On 7 July this year, the IMO MEPC approved draft amendments to the Ballast Water Management Convention, setting out new deadlines for compliance with the D-2 discharge standard, which fixes the date by which ballast water treatment systems must be installed. These amendments effectively add two years to the global installation process, although certain requirements of the convention must still be complied with by 8 September 2017. In particular, the D-1 Standard covering ballast water exchange still requires compliance.
The Norwegian P&I Club, Gard, points out that: “Despite the IMO’s recent agreement to delay the deadline for some vessels to comply, the deadline for D-1 is non-negotiable, as are the convention’s requirements covering the ballast water management documentation to be carried onboard.”
For existing vessels, MEPC has decided that the phase-in period for ballast water system retrofits will start on 8 September 2019, and as a result, the date by which all ships must have a ballast water treatment system installed has been put back from 2022 to 2024. The IMO decision does not have any impact on the US Coast Guard (USGC) rules regarding ballast water treatment systems, which remain unchanged. For ships trading to the US, therefore, the urgency for BWT system retrofits remains.
The MEPC decision has been warmly welcomed by the shipping industry generally, but condemned by equipment manufacturers and environmentalists. Alfonso Castillero, chief commercial officer of the Liberian International Ship & Corporate Registry (LISCR), the US-based manager of the Liberian Registry, says: “Liberia was one of the first administrations to ratify the convention and is entirely committed to its effective and smooth implementation. However, the existence of important practical and technical considerations compelled it to seek the support of other stakeholders in securing an equitable implementation date for the BWM Convention. With just two months before the BWMC enters into force, the decision is timely and will ensure that the necessary pieces are in place for shipping and other stakeholders to effectively and smoothly implement the convention, with consequent positive implications for the protection of the marine environment.”
The International Chamber of Shipping (ICS) has similarly welcomed the IMO decision to adjust the implementation dates of the IMO Ballast Water Management Convention. ICS policy director, Simon Bennett, commented: “This is a victory for common sense that will allow shipping companies to identify and invest in far more robust technology to the benefit of the environment.”
ICS says that existing ships will now be able to install equipment that is type–approved in accordance with the more stringent standards that IMO adopted in 2016. The industry should therefore have greater confidence that the systems ships are required to install will indeed be fit for purpose in all operating conditions worldwide, which, it claims, was not the case with several of the systems approved using the old IMO guidelines. “The process leading up to the entry into the force of the Ballast Convention has been difficult and fraught,” said Bennett. “But as a result of the decision by IMO, the industry now has the clarity it needs to get on with the job and make the global implementation of this important piece of legislation a success.”
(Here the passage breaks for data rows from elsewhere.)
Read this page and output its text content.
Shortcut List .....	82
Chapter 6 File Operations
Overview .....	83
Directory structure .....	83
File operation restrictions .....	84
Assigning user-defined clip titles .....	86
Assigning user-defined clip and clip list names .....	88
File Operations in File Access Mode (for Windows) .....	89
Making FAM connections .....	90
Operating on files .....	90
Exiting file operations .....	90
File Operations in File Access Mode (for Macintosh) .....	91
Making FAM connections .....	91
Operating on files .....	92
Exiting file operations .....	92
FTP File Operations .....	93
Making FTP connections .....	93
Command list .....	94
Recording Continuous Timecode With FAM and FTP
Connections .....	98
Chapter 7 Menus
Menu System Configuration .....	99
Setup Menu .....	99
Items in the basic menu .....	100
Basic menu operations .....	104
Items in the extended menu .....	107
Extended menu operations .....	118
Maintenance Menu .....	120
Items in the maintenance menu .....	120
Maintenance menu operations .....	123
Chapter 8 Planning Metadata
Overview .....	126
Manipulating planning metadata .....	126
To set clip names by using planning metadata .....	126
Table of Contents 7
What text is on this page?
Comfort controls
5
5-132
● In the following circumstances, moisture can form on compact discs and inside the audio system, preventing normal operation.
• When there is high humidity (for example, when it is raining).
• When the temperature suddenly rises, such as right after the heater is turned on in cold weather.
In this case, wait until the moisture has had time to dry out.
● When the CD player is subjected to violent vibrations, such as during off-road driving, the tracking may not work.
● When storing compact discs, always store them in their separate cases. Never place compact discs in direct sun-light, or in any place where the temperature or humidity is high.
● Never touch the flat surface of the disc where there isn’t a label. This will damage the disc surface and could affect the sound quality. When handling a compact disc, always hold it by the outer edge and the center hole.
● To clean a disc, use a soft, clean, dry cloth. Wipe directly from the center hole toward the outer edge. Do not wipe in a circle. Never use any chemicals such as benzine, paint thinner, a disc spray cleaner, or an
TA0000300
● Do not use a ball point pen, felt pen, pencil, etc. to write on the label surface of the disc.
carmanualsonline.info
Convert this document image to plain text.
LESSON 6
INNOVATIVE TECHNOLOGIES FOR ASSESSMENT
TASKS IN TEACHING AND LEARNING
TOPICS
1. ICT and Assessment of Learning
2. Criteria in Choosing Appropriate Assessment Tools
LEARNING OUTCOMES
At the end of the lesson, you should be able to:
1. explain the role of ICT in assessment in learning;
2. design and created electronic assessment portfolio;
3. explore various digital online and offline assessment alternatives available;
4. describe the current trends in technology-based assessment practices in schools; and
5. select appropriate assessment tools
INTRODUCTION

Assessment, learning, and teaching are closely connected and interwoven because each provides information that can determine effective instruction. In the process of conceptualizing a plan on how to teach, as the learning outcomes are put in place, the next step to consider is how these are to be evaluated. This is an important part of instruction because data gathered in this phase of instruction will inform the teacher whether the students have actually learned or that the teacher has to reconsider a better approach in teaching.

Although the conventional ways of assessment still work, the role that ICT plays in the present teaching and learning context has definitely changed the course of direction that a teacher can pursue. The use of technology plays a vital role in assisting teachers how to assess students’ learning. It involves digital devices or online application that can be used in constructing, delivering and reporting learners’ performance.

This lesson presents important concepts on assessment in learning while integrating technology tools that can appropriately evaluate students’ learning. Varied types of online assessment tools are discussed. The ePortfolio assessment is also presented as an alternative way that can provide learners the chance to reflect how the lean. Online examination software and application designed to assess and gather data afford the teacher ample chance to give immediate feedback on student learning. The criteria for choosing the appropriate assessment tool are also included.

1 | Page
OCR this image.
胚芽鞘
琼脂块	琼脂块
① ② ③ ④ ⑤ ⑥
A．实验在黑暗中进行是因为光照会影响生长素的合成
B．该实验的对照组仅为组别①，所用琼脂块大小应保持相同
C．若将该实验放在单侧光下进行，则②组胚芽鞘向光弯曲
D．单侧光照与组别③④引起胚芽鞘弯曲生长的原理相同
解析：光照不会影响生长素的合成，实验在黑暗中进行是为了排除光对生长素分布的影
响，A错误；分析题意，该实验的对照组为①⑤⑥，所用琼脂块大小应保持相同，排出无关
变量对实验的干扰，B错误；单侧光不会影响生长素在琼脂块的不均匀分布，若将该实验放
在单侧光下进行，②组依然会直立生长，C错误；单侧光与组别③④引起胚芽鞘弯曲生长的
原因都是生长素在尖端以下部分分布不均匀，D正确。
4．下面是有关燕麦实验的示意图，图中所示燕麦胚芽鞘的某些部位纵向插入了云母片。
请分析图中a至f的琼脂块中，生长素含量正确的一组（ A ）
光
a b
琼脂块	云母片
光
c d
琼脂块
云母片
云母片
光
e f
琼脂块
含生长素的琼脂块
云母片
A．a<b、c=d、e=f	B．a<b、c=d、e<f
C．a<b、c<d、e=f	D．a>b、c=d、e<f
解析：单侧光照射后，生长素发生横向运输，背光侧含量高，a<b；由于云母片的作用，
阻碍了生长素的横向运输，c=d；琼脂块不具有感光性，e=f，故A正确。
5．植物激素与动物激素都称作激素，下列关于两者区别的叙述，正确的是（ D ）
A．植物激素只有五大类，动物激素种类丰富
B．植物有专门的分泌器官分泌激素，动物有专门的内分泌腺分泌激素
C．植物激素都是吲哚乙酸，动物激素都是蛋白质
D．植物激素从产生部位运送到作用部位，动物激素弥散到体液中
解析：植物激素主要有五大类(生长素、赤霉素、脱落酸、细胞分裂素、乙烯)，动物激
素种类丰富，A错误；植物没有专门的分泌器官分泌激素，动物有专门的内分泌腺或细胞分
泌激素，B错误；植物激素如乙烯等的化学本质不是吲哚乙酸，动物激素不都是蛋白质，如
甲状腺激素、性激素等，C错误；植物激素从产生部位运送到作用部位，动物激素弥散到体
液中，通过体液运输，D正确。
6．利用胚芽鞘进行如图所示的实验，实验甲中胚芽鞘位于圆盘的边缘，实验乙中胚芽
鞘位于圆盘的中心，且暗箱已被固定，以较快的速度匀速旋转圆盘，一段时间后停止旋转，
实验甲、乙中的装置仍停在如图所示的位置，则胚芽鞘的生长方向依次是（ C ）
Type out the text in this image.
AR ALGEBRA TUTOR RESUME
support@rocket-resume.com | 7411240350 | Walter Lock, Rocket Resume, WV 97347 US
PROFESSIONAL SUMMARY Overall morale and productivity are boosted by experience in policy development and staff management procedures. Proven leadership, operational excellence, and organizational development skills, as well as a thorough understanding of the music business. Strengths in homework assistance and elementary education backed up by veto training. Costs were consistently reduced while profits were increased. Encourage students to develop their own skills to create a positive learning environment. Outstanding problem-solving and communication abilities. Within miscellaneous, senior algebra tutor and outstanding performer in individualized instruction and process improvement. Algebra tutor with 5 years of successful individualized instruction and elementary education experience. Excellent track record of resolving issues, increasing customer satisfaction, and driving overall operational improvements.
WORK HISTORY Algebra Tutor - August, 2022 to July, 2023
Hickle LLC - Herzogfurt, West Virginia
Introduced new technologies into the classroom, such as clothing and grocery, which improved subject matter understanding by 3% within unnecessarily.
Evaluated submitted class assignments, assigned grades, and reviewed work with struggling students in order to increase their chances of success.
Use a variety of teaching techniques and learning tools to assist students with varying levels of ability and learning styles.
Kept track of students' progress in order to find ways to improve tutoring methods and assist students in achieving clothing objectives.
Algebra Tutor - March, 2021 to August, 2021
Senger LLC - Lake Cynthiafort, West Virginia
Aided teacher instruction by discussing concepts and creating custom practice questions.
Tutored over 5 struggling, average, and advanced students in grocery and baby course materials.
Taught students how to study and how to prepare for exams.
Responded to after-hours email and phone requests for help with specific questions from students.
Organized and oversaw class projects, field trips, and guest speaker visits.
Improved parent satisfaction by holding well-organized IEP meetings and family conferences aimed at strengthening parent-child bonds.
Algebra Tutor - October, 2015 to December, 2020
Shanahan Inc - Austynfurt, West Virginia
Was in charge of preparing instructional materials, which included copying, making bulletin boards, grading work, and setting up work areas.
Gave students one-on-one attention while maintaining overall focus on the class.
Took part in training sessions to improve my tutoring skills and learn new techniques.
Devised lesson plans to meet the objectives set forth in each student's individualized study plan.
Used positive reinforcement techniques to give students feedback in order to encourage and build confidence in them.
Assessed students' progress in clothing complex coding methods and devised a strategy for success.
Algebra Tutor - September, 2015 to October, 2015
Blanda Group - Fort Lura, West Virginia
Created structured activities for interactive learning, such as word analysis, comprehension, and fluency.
Manufacturers of ballast water treatment systems believe that the delay is unfair and unwarranted, as effective systems already exist, and it will have significant effects on their business. Having invested heavily in research and development in expectation of orders starting to build up this year, many may find it hard to continue to carry on, given cash flow pressures.
Calgon Carbon Corporation, whose Hyde Marine division is a leading player, issued a statement setting out its negative reaction to the amendment made by MEPC to the implementation schedule. “We are disappointed that full compliance with regulations to protect the world’s marine ecosystems has yet again been delayed. Every day, millions of gallons of untreated and potentially harmful ballast water are discharged into ports around the world, even though effective treatment solutions are ready and available,” said Randy Dearth, chairman, president and chief executive of Calgon Carbon Corporation.
The company expects the amendment to the convention implementation schedule will dampen the pace of short-term market demand growth for ballast water treatment systems. Dearth adds: “This amendment will undoubtedly negatively impact the numerous suppliers that lack the financial strength and backing to endure this latest delay. We expect Hyde Marine to remain a key supplier in this space and that this action will not affect our market presence or our ability to provide, deliver, install, and service the Hyde Guardian Gold product.”
Christophe Tytgat, secretary general of Sea Europe and the European Community of Shipyards Association (CESA) has pointed out that both shipyards and equipment manufacturers have made significant investments to prepare for retrofits, to produce and fit ballast water management systems and ensure that these systems are tested and certified. He described the delay as being “a blow for all maritime equipment manufacturers that have done what they were invited to do: invest in ballast water management systems for ships to protect the marine environment for this and future generations.”
On the upside, it seems that IMO has now firmly fixed a timescale for retrofit implementation which all owners have significant notice of, and there will be no further excuse for non-compliance, or failure to prepare for the necessary investment in ballast water treatment technology. There simply seems no scope for further delays, which while not what the equipment and yard sector was looking for, is perhaps a silver lining.